Using ChAdOx1 as a comparison, the team determined that a margin of superiority of 2.6-fold GMT vs. ChAdOx1 vaccines would provide a relatively high confidence of more than 80% of vaccine efficacy. Notably, these margins are very consistent with the low 95% confidence intervals predicted by research on penetrating injuries. The consensus of these three papers strongly supported the use of margins of superiority or non-inferiority in future trials of immunosuppression.

Define individual protection thresholds

A second goal of investigating protective thresholds was to establish a prophylactic titer for therapeutic application, such as a blood test for a clinically meaningful antibody level that indicates whether a person has a greater chance of being well protected against COVID-19. It was evident from the protection curves that there was a gradient of risk across several equivalent titers.

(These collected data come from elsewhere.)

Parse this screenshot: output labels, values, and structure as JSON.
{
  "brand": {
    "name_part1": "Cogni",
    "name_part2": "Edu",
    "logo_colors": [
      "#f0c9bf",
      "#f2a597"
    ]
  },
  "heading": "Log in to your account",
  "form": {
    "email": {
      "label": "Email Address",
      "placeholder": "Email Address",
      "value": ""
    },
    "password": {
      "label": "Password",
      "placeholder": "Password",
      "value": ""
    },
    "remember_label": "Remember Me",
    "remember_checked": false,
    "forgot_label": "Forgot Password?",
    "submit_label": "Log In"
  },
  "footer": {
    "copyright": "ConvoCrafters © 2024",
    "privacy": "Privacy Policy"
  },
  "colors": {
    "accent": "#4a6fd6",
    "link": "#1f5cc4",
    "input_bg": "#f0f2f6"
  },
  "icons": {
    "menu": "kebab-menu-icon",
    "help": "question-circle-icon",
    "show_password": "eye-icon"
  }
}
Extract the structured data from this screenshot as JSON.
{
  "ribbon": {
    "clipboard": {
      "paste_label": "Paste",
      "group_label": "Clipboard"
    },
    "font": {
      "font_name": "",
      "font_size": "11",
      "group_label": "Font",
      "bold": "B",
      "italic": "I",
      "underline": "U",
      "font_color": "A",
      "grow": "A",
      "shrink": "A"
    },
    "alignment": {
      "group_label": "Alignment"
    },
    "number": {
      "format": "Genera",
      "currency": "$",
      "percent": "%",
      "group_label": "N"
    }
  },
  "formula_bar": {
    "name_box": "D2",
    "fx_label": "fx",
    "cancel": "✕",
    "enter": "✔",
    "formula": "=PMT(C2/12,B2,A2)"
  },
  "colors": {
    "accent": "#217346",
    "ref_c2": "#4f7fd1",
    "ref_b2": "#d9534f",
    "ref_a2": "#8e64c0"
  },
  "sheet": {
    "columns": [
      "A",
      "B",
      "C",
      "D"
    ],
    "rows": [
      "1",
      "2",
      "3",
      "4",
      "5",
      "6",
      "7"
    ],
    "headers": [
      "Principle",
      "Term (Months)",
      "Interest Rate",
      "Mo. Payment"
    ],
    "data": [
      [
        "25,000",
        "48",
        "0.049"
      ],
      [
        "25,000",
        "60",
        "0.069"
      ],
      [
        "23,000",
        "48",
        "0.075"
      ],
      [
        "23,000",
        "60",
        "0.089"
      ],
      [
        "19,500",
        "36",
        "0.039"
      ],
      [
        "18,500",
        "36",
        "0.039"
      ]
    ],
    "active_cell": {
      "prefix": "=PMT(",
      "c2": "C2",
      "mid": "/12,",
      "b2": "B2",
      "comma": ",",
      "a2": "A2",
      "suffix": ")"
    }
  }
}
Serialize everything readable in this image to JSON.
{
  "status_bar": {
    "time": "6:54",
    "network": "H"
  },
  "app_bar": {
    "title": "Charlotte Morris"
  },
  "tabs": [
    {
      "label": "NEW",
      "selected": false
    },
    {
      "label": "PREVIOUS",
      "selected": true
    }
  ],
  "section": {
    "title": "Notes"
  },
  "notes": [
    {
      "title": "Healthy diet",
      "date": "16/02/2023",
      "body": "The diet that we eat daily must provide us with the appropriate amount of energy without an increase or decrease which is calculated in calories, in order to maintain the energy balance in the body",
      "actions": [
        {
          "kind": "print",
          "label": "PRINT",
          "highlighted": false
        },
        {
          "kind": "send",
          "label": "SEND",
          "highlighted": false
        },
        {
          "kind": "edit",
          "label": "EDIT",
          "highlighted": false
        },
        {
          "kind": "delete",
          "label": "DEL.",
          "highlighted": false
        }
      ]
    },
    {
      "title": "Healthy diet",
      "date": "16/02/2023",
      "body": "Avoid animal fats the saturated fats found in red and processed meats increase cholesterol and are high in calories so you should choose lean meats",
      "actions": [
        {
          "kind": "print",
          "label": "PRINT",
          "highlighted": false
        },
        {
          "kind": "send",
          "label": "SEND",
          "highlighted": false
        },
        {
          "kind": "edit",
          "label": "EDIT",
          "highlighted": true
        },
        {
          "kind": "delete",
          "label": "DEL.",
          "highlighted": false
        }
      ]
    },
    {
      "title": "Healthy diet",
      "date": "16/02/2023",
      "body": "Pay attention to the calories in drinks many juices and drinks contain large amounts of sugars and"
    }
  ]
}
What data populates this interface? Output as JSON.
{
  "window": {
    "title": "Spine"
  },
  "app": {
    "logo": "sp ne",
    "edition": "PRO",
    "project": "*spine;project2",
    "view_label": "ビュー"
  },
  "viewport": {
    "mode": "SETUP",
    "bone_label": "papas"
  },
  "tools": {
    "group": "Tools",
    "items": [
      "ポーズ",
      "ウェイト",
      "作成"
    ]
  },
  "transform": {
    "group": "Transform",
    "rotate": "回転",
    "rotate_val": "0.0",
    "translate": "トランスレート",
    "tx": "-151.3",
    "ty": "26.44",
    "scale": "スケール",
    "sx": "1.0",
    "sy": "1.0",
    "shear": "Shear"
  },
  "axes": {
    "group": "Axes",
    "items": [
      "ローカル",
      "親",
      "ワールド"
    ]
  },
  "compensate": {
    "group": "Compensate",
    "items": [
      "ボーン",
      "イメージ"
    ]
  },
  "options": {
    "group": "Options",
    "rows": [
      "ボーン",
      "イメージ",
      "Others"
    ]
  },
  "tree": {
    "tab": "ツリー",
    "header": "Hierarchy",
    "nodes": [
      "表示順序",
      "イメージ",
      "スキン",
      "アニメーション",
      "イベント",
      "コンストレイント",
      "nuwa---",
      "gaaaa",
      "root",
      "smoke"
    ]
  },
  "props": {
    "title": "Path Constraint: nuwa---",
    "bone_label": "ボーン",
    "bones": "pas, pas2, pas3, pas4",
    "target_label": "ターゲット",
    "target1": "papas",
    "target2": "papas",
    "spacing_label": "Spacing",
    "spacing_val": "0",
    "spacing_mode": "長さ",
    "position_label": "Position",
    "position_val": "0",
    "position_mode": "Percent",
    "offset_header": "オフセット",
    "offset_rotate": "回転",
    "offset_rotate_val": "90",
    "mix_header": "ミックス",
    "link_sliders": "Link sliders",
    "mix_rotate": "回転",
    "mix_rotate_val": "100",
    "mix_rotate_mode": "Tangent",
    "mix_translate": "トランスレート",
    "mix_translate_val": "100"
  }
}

In addition, the variance in between-run tests is often notable enough to determine uncertainty within the neutralization titer for a given blood sample which can lead to wide confidence ranges for an individual’s expected protection. High confidence intervals when calculating individual neutralization titers, together with inconsistencies between different serological tests, were major obstacles to the effective evaluation and prediction of neutralizing antibody titres among individual patients.


The results of the study showed that the different COVID-19 factors evaluated in the protection studies had high agreement. However, additional immune responses may play an important role in protecting against symptomatic to severe SARS-CoV-2 infection. Consistency across different investigations of an association neutralizing antibodies Effectiveness against COVID-19 could be important for planning future vaccine use, assessing population immunity, and minimizing the global consequences of the COVID-19 pandemic.